Marine Le Pen : favorable à de nouveaux recrutements dans le domaine régalien mais à une politique de non remplacement dans la territoriale

  • Dégeler et revaloriser le point d’indice pour les fonctionnaires.
  • Préserver le statut de la fonction publique.
  • Augmenter le nombre de postes de magistrats, notamment par un recrutement au tour extérieur.
  • Plan de recrutement de 15.000 policiers et gendarmes
  • Les collectivités territoriales devront maîtriser leurs effectifs et les effectifs de l’Etat seront dans le même temps stabilisés. Ajout du 13 mars 2017 : Concernant les effectifs territoriaux, des économies dès la première année seront réalisées par des non-remplacements de départs à la retraite.
  • L’objectif sur le quinquennat sera de réserver 1 embauche sur 3 dans la fonction publique aux plus de 45 ans issus du privé.

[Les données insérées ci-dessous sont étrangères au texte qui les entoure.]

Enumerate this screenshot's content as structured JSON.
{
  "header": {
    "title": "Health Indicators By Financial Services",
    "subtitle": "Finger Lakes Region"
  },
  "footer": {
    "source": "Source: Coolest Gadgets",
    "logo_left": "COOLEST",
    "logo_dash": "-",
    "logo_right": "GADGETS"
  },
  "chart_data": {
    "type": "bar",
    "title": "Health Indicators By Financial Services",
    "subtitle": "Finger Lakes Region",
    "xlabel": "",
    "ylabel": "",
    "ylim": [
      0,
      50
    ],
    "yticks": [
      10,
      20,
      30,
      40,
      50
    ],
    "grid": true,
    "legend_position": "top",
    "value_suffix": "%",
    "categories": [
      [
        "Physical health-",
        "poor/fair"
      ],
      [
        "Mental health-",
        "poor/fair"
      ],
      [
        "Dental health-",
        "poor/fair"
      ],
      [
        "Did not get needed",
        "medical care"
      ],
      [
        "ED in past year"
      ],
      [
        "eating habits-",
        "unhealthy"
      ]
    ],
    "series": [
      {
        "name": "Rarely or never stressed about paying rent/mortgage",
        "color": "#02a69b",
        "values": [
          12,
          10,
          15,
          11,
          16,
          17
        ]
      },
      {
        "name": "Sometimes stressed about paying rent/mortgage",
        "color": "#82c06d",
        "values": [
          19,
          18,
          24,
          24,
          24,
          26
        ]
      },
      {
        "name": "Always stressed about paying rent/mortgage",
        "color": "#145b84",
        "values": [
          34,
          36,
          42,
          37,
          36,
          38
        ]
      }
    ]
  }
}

Emmanuel Macron : favorable à une réduction de 110.000 postes

  • "Passer d'une administration du contrôle et de la sanction systématique, à une administration (…) du conseil et de l'accompagnement."
  • Embauche de 10.000 fonctionnaires de police et de gendarmerie, en plus des 9.000 embauches déjà prévues par l'actuel gouvernement et réinventer une « police de proximité ».
  • Réduction du nombre d’agents publics de 120.000 emplois sur la durée du quinquennat. "Cela correspondra à un volume de 50.000 postes non renouvelés dans la fonction publique d’Etat et d’environ 70.000 dans la fonction publique territoriale, où les départs en retraite vont être nombreux dans les années à venir. Les effectifs de la fonction publique hospitalière seront en revanche maintenus".

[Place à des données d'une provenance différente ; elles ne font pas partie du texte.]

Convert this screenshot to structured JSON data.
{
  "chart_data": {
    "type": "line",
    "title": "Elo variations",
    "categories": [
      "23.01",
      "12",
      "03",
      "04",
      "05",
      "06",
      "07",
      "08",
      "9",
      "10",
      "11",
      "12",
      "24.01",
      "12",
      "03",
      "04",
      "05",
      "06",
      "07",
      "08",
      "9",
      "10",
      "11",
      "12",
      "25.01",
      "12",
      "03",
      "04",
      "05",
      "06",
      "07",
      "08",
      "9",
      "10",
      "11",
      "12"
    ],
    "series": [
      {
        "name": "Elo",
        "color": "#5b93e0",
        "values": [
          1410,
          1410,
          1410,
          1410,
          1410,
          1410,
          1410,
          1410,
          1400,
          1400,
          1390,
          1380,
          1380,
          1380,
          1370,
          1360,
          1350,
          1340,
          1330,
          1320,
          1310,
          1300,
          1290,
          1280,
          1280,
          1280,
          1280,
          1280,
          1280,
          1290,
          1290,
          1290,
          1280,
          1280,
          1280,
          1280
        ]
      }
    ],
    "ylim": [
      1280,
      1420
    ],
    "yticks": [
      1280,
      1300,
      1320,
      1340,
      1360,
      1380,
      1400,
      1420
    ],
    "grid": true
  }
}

Jean-Luc Mélenchon : favorable à 420.000 nouveaux recrutements

  • Mettre fin au pantouflage : tout haut fonctionnaire souhaitant travailler dans le privé devra démissionner et rembourser le prix de sa formation s'il n'a pas servi au moins 10 ans.
  • Supprimer le concours externe de l'ENA "pour toute personne n'ayant jamais travaillé".
  • Titulariser tous les précaires des trois fonctions publiques.
  • Engager une revalorisation des salaires des fonctionnaires, gelés depuis 2010
  • Recrutement de 420.000 nouveaux agents dans la fonction publique sur le quinquennat dont : 18.000 magistrats et greffiers, 60.000 enseignants, 62.000 agents dans la fonction publique hospitalière, 5.000 douaniers, 10.000 policiers et gendarmes.

Philippe Poutou : favorable à 1 million de nouveaux recrutements

Création d’un million d’emplois dans les services publics.